Under the Illinois Employment Record Disclosure Act, employers who provide truthful written or verbal information or information they believe in good faith is truthful about a current or former employee's job performance are immune from civil liability for the disclosure and the consequences of the disclosure. Il. statute 745ILCS 46/1 et. seq.
 
Agreed. In a few situations, the employer cannot legally keep quiet. A child care provider with a pedophile former employee for example.

Also, I would not assume that all medical information is with certainty confidential. If (for example) you are a hosptial and the employee in question is a surgeon with a medical condition that causes serious hand tremors which has killed patients, I am far from sure that HIPAA is sifficent to gag the former employer. HIPAA is mostly directed at health care providers, not employers. I am not saying that the employer should be running off their mouth about current or former employee's meidical condition but HIPAA (or ADA for that matter) does not always gag the employer.

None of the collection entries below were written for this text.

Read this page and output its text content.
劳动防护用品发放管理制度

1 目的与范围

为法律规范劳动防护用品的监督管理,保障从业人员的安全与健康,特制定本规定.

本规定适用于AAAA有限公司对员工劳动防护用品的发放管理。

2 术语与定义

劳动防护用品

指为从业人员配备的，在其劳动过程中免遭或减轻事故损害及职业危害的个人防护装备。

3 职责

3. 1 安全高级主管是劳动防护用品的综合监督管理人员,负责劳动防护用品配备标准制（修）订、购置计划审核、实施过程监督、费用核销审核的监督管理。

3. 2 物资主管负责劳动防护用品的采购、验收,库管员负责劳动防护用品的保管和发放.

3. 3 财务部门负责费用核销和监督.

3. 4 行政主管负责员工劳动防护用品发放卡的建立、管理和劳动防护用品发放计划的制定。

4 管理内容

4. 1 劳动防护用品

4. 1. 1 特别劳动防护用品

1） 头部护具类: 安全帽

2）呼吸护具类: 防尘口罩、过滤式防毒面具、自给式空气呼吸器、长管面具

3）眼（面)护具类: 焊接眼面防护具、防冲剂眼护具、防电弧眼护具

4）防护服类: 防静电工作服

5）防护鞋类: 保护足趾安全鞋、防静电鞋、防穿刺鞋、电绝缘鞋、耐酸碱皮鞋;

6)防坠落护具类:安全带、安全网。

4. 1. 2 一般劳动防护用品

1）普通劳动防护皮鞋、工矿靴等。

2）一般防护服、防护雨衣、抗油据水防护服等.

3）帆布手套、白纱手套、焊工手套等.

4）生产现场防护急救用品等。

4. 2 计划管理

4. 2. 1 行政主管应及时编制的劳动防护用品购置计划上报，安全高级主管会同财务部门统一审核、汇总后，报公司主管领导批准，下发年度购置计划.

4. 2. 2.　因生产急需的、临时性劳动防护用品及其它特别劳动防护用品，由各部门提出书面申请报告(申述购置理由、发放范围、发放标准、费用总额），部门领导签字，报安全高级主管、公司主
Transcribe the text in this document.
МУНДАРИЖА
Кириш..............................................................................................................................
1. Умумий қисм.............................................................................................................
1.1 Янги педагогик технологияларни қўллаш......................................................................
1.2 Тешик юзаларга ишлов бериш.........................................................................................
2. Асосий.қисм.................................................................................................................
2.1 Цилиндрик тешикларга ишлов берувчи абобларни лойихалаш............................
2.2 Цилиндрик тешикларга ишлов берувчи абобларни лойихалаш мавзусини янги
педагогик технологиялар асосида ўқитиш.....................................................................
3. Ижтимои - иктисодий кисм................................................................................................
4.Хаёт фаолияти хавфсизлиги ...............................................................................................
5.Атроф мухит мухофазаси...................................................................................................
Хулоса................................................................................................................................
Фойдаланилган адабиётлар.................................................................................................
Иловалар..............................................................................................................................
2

The prior statement that the employer can say what is true or what they think is true is almost always legally correct, and what exceptions tend to have very good reasons. Even if the employer makes what turns out to be a false statement, the defamation rules in the US are such that you have to also prove both malice in the statement and actually damages as a result fo the statement. There is a decent movie called Absence of Malice that covers this.